Storia del Pitbull
La storia del pitbull ha origini molto antiche in quanto risale al periodo dei Romani quando il loro esercito si trovò a fronteggiare dei feroci cani da guerra a seguito dei Bretoni.
L’imperatore Claudio, impressionato dall’indomabile indole di questi animali, decise di importarne alcuni esemplari per impiegarli nelle terribili lotte al Colosseo.
In seguito a vari incroci fu selezionata una razza che combatteva contro i tori, da cui deriva l’appellativo di bull-dog, considerato l’antenato più prossimo del pitbull attuale.
Dopo molti decenni durante cui questi coraggiosi cani venivano messi di fronte a tori, orsi e altri pericolosi animali, ai primi dell’ottocento in Inghilterra fu promulgata una legge che mise al bando simili combattimenti.
Secondo attendibili fonti sembra che il pitbull sia nato dall’incrocio tra cani di tipo bulldog e altri di tipo terrier, allo scopo di ottenere esemplari sempre combattivi ma molto agili.
L’origine etimologica del nome “pitbull” potrebbe essere riconducibile al termine “pit” che in inglese significa “fossa” con evidente riferimento alle zone dove gli animali erano costretti a combattere.
Verso la fine del 1800 questi cani non furono più considerati soltanto esemplari da lotta, ma anche da esposizione, che comunque non vennero accettati dall’American Kennel Club a causa della loro fama di esemplari pericolosi.
Come risposta a tale ingiustificato rifiuto fu fondata la United Kennel Club, un organismo che radunava le razze canine non accettate dall’American.

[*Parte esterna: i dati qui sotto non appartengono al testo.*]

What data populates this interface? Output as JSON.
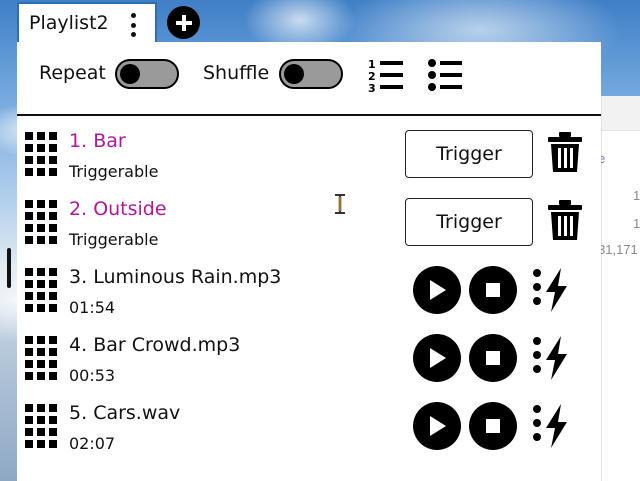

Durante la prima guerra mondiale i pitbull furono riconosciuti dall’esercito degli Stati Uniti come cani al servizio delle truppe, che contribuivano a salvare la vita dei soldati durante le battaglie.

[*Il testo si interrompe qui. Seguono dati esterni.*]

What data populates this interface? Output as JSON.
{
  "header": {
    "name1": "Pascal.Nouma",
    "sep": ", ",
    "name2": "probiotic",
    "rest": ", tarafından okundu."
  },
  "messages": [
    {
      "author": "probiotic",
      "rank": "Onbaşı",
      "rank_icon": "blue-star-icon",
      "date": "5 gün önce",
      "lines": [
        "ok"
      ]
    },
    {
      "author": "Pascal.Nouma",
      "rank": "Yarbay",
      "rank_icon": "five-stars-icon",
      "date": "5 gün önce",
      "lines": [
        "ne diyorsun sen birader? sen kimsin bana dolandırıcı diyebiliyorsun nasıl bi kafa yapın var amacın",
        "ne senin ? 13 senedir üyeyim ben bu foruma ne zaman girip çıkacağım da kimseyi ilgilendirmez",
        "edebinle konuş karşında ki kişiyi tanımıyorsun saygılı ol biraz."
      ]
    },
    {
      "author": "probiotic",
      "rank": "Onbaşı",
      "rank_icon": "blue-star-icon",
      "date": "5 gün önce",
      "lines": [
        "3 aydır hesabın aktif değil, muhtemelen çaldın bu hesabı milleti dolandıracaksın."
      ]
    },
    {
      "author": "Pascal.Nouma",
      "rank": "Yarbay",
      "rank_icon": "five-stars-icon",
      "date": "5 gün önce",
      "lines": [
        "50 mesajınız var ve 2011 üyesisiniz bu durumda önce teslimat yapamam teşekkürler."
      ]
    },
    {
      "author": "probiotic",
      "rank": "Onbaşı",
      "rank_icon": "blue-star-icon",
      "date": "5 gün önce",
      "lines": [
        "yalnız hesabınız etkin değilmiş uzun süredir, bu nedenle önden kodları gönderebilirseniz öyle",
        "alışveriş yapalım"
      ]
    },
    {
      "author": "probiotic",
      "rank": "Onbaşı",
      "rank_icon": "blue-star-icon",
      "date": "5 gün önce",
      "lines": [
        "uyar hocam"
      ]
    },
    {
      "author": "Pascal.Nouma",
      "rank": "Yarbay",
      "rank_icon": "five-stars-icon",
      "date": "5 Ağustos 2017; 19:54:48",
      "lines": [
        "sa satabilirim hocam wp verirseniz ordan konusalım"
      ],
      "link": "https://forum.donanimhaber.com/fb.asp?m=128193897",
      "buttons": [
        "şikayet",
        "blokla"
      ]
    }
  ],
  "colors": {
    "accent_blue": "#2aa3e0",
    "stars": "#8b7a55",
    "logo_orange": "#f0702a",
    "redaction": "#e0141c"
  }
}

Divenuti simbolo del patriottismo americano essi furono considerati dei veri e propri eroi, la cui immagine era spesso presente nelle propagande Americane.
Il famosissimo Stubby, un pitbull che prestava servizio nella centoduesima divisione di fanteria, venne premiato con numerose medaglie e nominato sergente.

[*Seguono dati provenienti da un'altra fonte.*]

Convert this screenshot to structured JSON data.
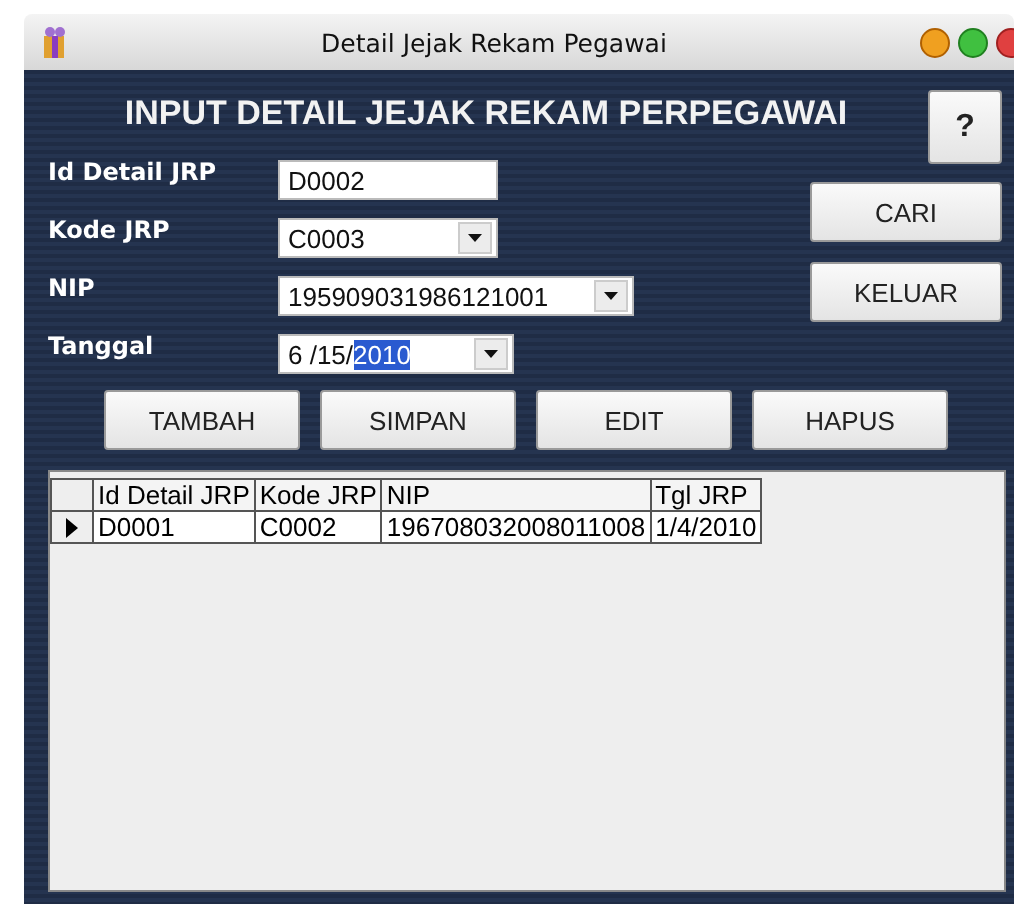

Da pericolo pubblico ad eroe, il pitbull conquistò finalmente il ruolo che gli competeva, ovvero quello di un animale coraggioso, leale e sempre pronto ad affrontare il pericolo per salvare il suo padrone.
Probabilmente per questo motivo molti personaggi pubblici lo scelsero come fedele compagno di vita, imparando ad apprezzare le sue tante qualità unite ad un aspetto estetico particolarmente gradevole.
Non più associato all’idea di lotte bellicose tra cani e neppure a imprese di guerra, il pitbull divenne quindi l’icona di un animale domestico amabile e mansueto, ideale anche per vivere vicino ai bambini.
Ma la fama di questo animale era destinata a rimanere collegata alla ferocia; infatti dagli anni ’80 il pitbull è diventato il compagno preferito di criminali e gangster, tornando ad essere il simbolo dell’aggressività.
La razza è quindi stata catalogata come pericolosa, diventando sempre più una prerogativa di personaggi della malavita o comunque di individui violenti.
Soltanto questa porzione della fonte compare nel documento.